Environmental health examines how physical, chemical, and biological agents in the environment affect human health, spanning air and water quality, toxic exposures, climate, and built environments. Exposure assessment quantifies the dose of an agent reaching a biological target, accounting for concentration, duration, frequency, and route of exposure (inhalation, ingestion, dermal). Dose-response relationships describe how increasing exposure alters risk; threshold models assume a safe level exists, while non-threshold models (used for carcinogens) assume any exposure carries some risk. Environmental justice addresses the disproportionate burden of hazardous exposures borne by low-income and minority communities.
Analyze a case study linking a specific pollutant (e.g., lead in drinking water, particulate matter, endocrine disruptors) to a health outcome. Practice mapping the exposure pathway from source to human target and identifying where interventions can break the chain.
Environmental health sits at the intersection of epidemiology and toxicology: it asks which environmental agents affect human health, and by how much. The field encompasses everything from lead in drinking water to particulate air pollution, pesticide residues, industrial solvents, and heat stress. The key intellectual move is to treat the environment not as a backdrop but as an active determinant of biological outcomes — a perspective you began building in epidemiology foundations.
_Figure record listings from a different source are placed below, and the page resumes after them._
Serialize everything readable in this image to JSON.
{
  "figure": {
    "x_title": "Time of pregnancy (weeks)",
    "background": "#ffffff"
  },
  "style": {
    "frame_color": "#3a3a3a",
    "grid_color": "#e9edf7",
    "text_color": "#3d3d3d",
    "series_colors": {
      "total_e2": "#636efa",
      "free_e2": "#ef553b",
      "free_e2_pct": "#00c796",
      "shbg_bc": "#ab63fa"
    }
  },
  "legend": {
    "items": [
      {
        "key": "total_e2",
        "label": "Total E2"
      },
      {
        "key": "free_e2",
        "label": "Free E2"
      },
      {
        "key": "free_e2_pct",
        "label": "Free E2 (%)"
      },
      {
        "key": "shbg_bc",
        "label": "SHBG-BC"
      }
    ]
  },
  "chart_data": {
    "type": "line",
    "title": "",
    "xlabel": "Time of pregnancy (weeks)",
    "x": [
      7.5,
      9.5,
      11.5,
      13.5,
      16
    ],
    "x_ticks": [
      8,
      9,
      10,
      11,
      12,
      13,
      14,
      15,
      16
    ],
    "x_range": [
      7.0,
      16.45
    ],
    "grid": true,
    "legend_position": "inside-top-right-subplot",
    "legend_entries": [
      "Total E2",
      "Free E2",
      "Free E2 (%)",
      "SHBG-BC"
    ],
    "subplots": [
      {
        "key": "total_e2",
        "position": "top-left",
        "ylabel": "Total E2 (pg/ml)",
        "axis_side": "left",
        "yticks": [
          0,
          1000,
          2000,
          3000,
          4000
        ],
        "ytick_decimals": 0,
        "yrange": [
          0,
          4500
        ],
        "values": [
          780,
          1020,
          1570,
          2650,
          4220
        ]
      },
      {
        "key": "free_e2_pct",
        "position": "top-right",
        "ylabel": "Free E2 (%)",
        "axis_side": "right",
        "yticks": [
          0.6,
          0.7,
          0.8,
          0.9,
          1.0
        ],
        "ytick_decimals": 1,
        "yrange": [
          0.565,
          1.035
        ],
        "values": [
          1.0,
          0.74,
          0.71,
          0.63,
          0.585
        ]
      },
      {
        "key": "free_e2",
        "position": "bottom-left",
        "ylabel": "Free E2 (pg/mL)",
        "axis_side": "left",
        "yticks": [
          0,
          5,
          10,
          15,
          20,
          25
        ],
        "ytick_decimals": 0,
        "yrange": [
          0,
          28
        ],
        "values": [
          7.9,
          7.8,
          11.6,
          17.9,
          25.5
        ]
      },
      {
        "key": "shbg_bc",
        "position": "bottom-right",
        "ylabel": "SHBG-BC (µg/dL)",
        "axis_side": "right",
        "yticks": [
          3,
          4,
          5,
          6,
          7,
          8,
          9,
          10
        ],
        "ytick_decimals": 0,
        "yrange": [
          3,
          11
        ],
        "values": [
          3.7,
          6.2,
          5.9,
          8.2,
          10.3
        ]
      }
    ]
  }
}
Exposure assessment is the quantitative core of the discipline. To measure exposure you need to know the concentration of an agent in the relevant medium, the duration and frequency of contact, the route of entry into the body (breathing contaminated air, drinking contaminated water, or skin contact), and the fraction absorbed into systemic circulation. Total dose at the target tissue is what actually drives biological effects. This is why proximity to a pollution source does not automatically predict harm: someone who lives near a factory but never drinks local groundwater may be less exposed than someone farther away who depends on a private well.
Dose-response relationships describe how risk changes as dose increases. For most toxicants, a threshold exists below which the body can detoxify or repair damage, so risk is near zero at very low doses. For carcinogens, regulators typically use non-threshold models because DNA mutations can, in principle, initiate malignancy at any dose — meaning any exposure above background carries some incremental risk, however small. This is a policy convention as much as a biological claim, but it explains why air quality standards for fine particulate matter (PM2.5) or radon set aspirational targets rather than safe limits.
A practical tool for organizing this thinking is the exposure pathway: source → release → transport through an environmental medium → exposure point → route of entry → target tissue. At every step, the pathway can be interrupted. Community water treatment breaks the ingestion route; industrial controls reduce release at the source; personal protective equipment blocks dermal contact. Risk assessment quantifies the pathway; risk management chooses where to intervene based on cost, feasibility, and who bears the burden.
Environmental justice adds a distributional lens: hazardous facilities, contaminated sites, and high-pollution corridors are not randomly sited. Low-income communities and communities of color disproportionately live near industrial zones and lack the political resources to resist siting decisions. This means that population-average risk estimates can mask deep inequities — and that public health interventions framed purely as technical problems without attending to power and place are unlikely to reduce those inequities.